Le contre-pied est le suivant.
On est sur un scénario de reprise de l’économie Américaine plus ou moins auto-entretenue. Les Etats -Unis sont censés être la locomotive qui donne traction à la reprise mondiale. Dans cet esprit on attend croissance, hausse des taux, progression du dollar et un peu plus d’inflation dans le système américain. Ce différentiel de croissance contraste avec la situation médiocre de l’Europe, de la Chine et des Emergents ou la menace de déflation persiste et ou les taux et le change sont censés être à la baisse.
Mercredi 29 Avril, le scénario a subi une secousse avec la publication d’une croissance quasi nulle au premier trimestre aux US et des indicateurs meilleurs en revanche en Europe. Du coup le scénario financier fondé sur la désynchronisation et le différentiel américain s’est trouvé contesté : Il s’en est suivi, une forte baisse du dollar, une forte hausse sur l’euro, une chute spectaculaire du cours de Bunds Allemands, une panique de ventes sur les Bourses européennes.
A noter qu’en même temps les indicateurs publiés au Japon sont mauvais et qu’ils témoignent du peu de résultat de la politique aventuriste de Abe. En Chine on tente tant bien que mal de faire face au ralentissement et au surendettement par des mesures monétaires sélectives, mais on parle d’éventuels recours au Quantitative Easing et à la baisse du Yuan. Tout ceci pour signifier que l’on est d’abord dans le contre-pied et ensuite dans l’instabilité.

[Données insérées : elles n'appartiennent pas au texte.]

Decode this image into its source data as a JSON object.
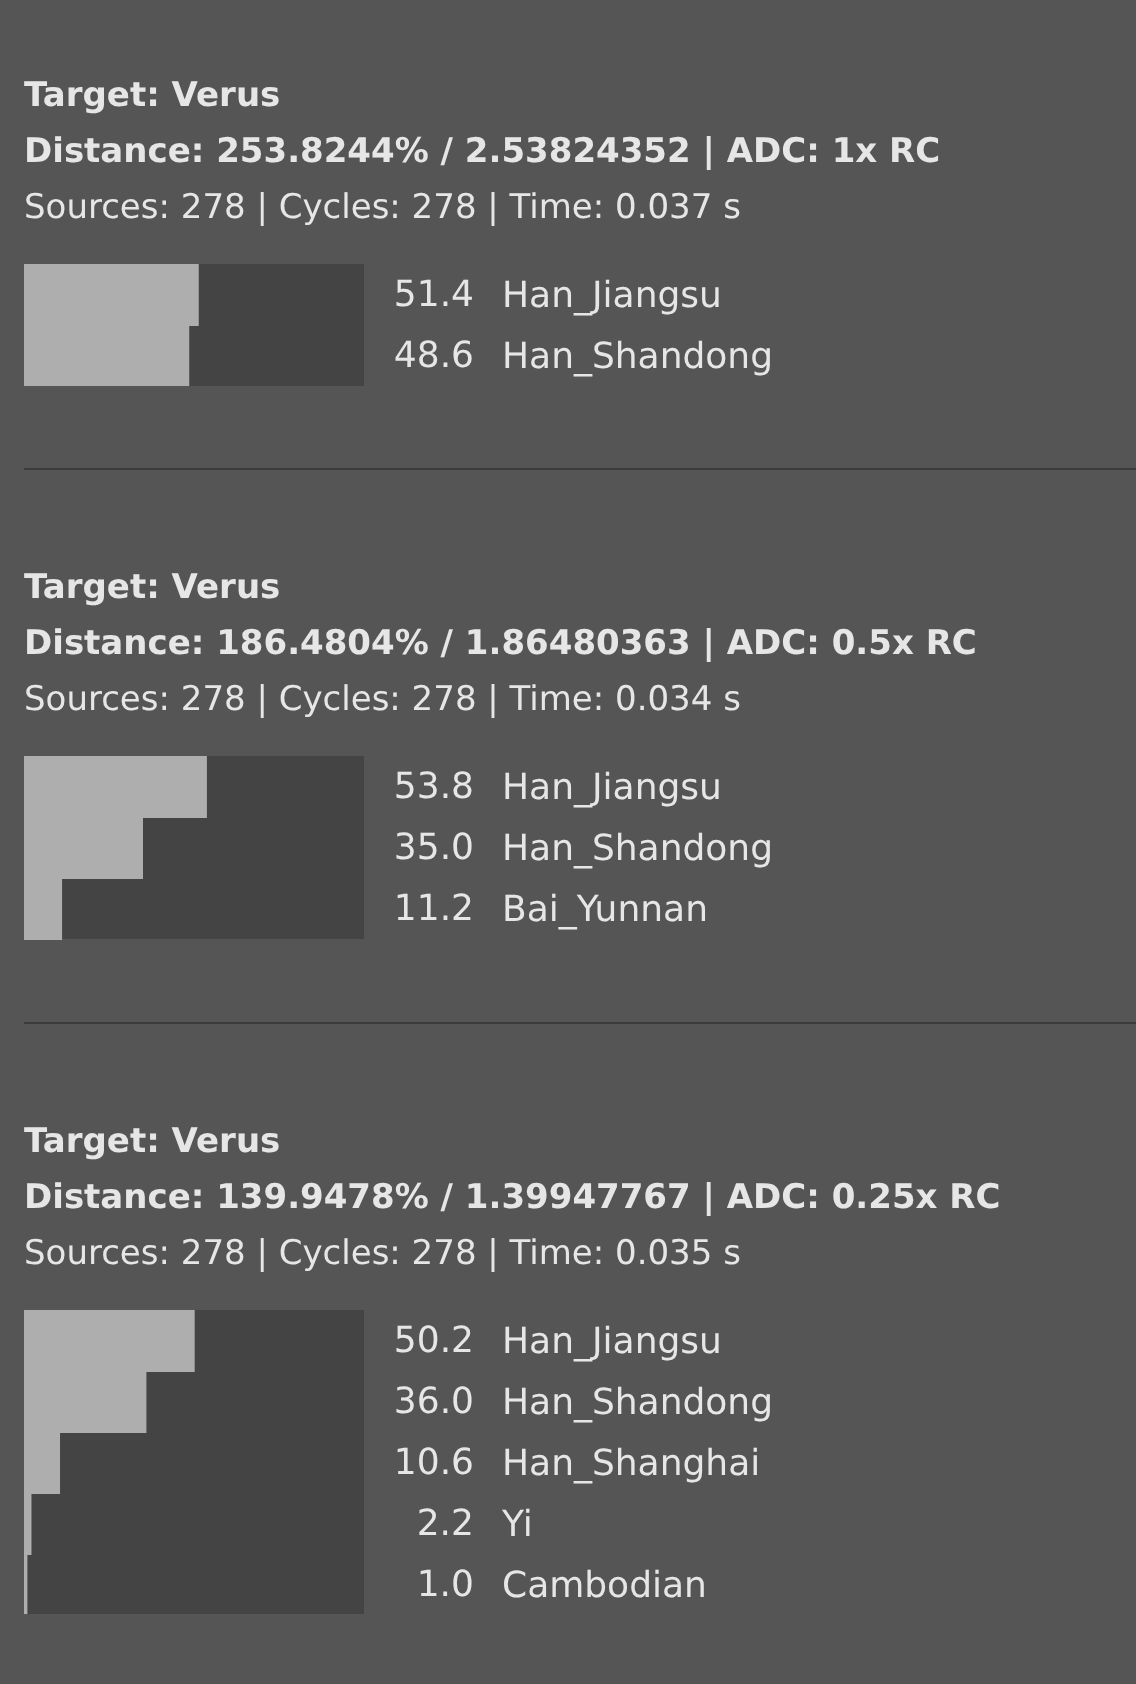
{
  "chart_data": [
    {
      "type": "bar",
      "orientation": "horizontal",
      "title": "Target: Verus",
      "subtitle": "Distance: 253.8244% / 2.53824352 | ADC: 1x RC",
      "annotations": [
        "Sources: 278 | Cycles: 278 | Time: 0.037 s"
      ],
      "categories": [
        "Han_Jiangsu",
        "Han_Shandong"
      ],
      "values": [
        51.4,
        48.6
      ],
      "value_labels": [
        "51.4",
        "48.6"
      ],
      "color": "#aeaeae",
      "xlim": [
        0,
        100
      ],
      "tick_labels": "y"
    },
    {
      "type": "bar",
      "orientation": "horizontal",
      "title": "Target: Verus",
      "subtitle": "Distance: 186.4804% / 1.86480363 | ADC: 0.5x RC",
      "annotations": [
        "Sources: 278 | Cycles: 278 | Time: 0.034 s"
      ],
      "categories": [
        "Han_Jiangsu",
        "Han_Shandong",
        "Bai_Yunnan"
      ],
      "values": [
        53.8,
        35.0,
        11.2
      ],
      "value_labels": [
        "53.8",
        "35.0",
        "11.2"
      ],
      "color": "#aeaeae",
      "xlim": [
        0,
        100
      ],
      "tick_labels": "y"
    },
    {
      "type": "bar",
      "orientation": "horizontal",
      "title": "Target: Verus",
      "subtitle": "Distance: 139.9478% / 1.39947767 | ADC: 0.25x RC",
      "annotations": [
        "Sources: 278 | Cycles: 278 | Time: 0.035 s"
      ],
      "categories": [
        "Han_Jiangsu",
        "Han_Shandong",
        "Han_Shanghai",
        "Yi",
        "Cambodian"
      ],
      "values": [
        50.2,
        36.0,
        10.6,
        2.2,
        1.0
      ],
      "value_labels": [
        "50.2",
        "36.0",
        "10.6",
        "2.2",
        "1.0"
      ],
      "color": "#aeaeae",
      "xlim": [
        0,
        100
      ],
      "tick_labels": "y"
    }
  ]
}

La question de la situation réelle de l’économie américaine n’est pas tranchée : les statistiques sont médiocres, mais leur qualité est pourrie. La quasi-stagnation du premier trimestre (+0,2% en annualisé) devient une récession si on prend comme critère les ventes domestiques finales nominales (en repli) et au contraire une expansion si on prend l’indicateur des recettes fiscales mensuelles (en progrès de 4,6%).
Tout se passe comme si on était simultanément dans une récession de la demande finale et une expansion du GDP. A noter cependant que le GDP hors incidence des stocks est en recul lui aussi. Tout ceci suggère que les instruments statistiques sont dépassés, ils ne collent plus à la réalité ou que les mesures exceptionnelles distordent les économies et que l’on ne sait plus très bien ce que l’on mesure et quel est le sous-jacent.
Nous pensons que les deux interprétations se conjuguent, le réel est distordu et les outils de mesure sont inadaptés. Et cela devient évident quand on flirte avec la récession ou la faible expansion. On est dans l’erratique, mais le fait que l’on soit dans l’erratique indique que l’activité est médiocre et la croissance douteuse.
L’inconnue ou l’incertitude sur la situation américaine sont importants pour les raisons suivantes.
-la politique de la Fed sera « data dépendant », mais on ne sait pas interpréter les datas !
-la propagande cherche à tromper et à faire croire à des effets météo ou exceptionnels
-l’incidence d’une hausse ou non-hausse des taux peut -être forte, disproportionnée.
-la traction de l’économie US est déterminante pour les partenaires mondiaux
-la question de la confiance et de la crédibilité des politiques monétaires non conventionnelles est à nouveau posée.
Non seulement au niveau américain, ce qui est grave, mais également au niveau européen puisque l’on est entré dans un QE sur la base des résultats supposés obtenus aux USA.
Il ne faut pas oublier que pour des résultats très modestes, le bilan de la Banque Centrale américaine a progressé de 450% depuis Mars 2009. Pendant ce temps, la Bourse a progressé au niveau de S&P de 165%, le GDP de 13% et les salaires horaires réels de …1%.
Un seul chiffre, un seul trimestre repose toute la question de la politique de long terme suivie par les responsables américains, c’est pour cela que le risque est colossal, nous sommes dans une situation de tout ou rien.